The famous creamy Oaxaca cheese is also sprinkled into the casserole, along with heavy cream. However, mozzarella cheese is a common swap for Oaxaca cheese if the product is not readily available.

Fresh veggies, usually a mix of onions, corn, garlic, and various peppers provide a fresh and juicy element to the final product. Roasted poblano peppers are the traditional choice, however, the veggies can be swapped out based on personal preferences. Finally, the pastel Azteca gets smothered in a robust tomato-based sauce. It's a spicy blend of tomatoes, onions, and spicy red chilies. However, a salsa verde works just as well. 

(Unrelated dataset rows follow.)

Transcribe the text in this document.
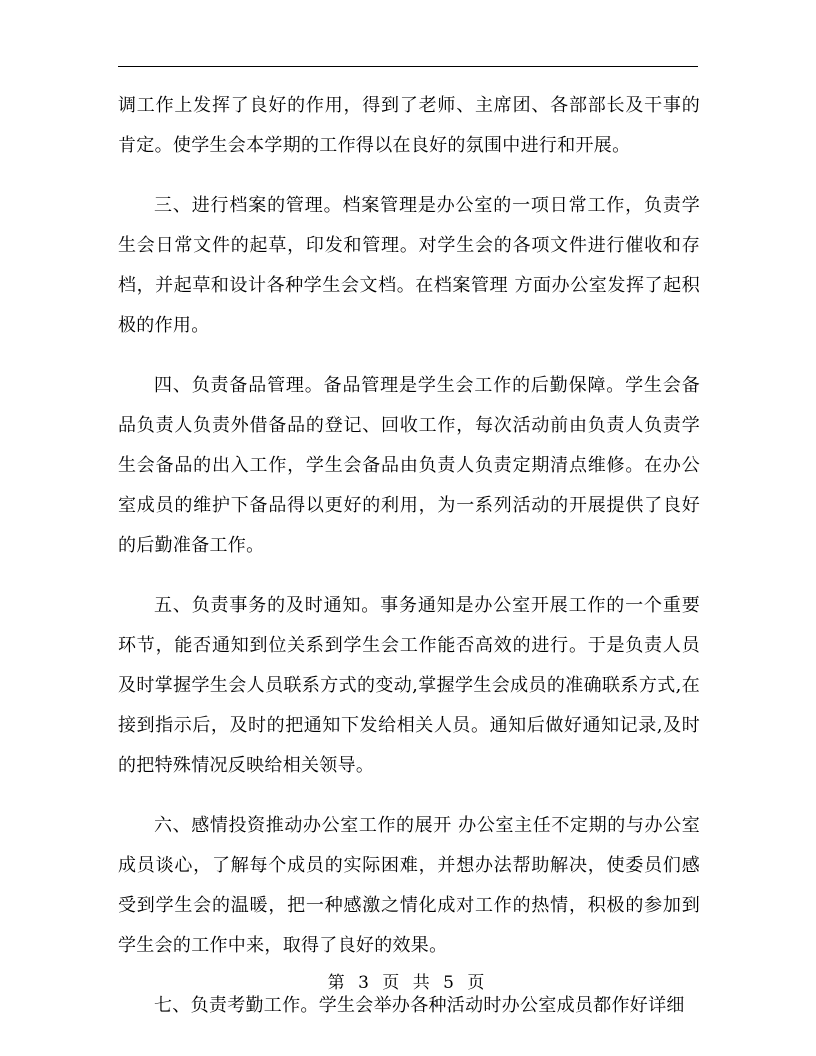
调工作上发挥了良好的作用，得到了老师、主席团、各部部长及干事的肯定。使学生会本学期的工作得以在良好的氛围中进行和开展。

三、进行档案的管理。档案管理是办公室的一项日常工作，负责学生会日常文件的起草，印发和管理。对学生会的各项文件进行催收和存档，并起草和设计各种学生会文档。在档案管理 方面办公室发挥了起积极的作用。

四、负责备品管理。备品管理是学生会工作的后勤保障。学生会备品负责人负责外借备品的登记、回收工作，每次活动前由负责人负责学生会备品的出入工作，学生会备品由负责人负责定期清点维修。在办公室成员的维护下备品得以更好的利用，为一系列活动的开展提供了良好的后勤准备工作。

五、负责事务的及时通知。事务通知是办公室开展工作的一个重要环节，能否通知到位关系到学生会工作能否高效的进行。于是负责人员及时掌握学生会人员联系方式的变动,掌握学生会成员的准确联系方式,在接到指示后，及时的把通知下发给相关人员。通知后做好通知记录,及时的把特殊情况反映给相关领导。

六、感情投资推动办公室工作的展开 办公室主任不定期的与办公室成员谈心，了解每个成员的实际困难，并想办法帮助解决，使委员们感受到学生会的温暖，把一种感激之情化成对工作的热情，积极的参加到学生会的工作中来，取得了良好的效果。

七、负责考勤工作。学生会举办各种活动时办公室成员都作好详细

第 3 页 共 5 页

If this list of saliva-inducing ingredients has you curious to try making your own, you're in luck. The process of making this dish is quite easy, and it can even be done ahead of time.

How pastel Azteca is made and eaten

Pastel Azteca can be prepared a couple of days ahead of time and simply popped in the oven to heat up. To prepare this dish, first heat up your homemade or store-bought tortillas. This process is essential in securing good-tasting tortillas that have a fresh flavor and can be flexible when being cooked with. The tortillas in this dish are typically fried in oil, but not to the point that they become stiff and crunchy. Once you have a golden yet soft tortilla, it can be layered into a buttered casserole dish.

Once the bottom layer of tortillas is prepared, next you'll layer veggies, meat, dairy, and sauce into your dish. What ingredient you start with is up to you, however, adding in the shredded chicken first can create a sturdy base. Alternating between the five layers is key, though you should make the last layer tortillas and then top it all off with cheese and sauce. When the dish emerges from the oven, it will have a golden crust from the cheese and a hearty layer of sauce.

Once your pastel Azteca is pulled from the oven, leave it to cool for a few minutes before serving. Enjoy with a garnish of creamy avocado, fresh cilantro, and a sprinkling of cotija cheese for an ideal dinner dish.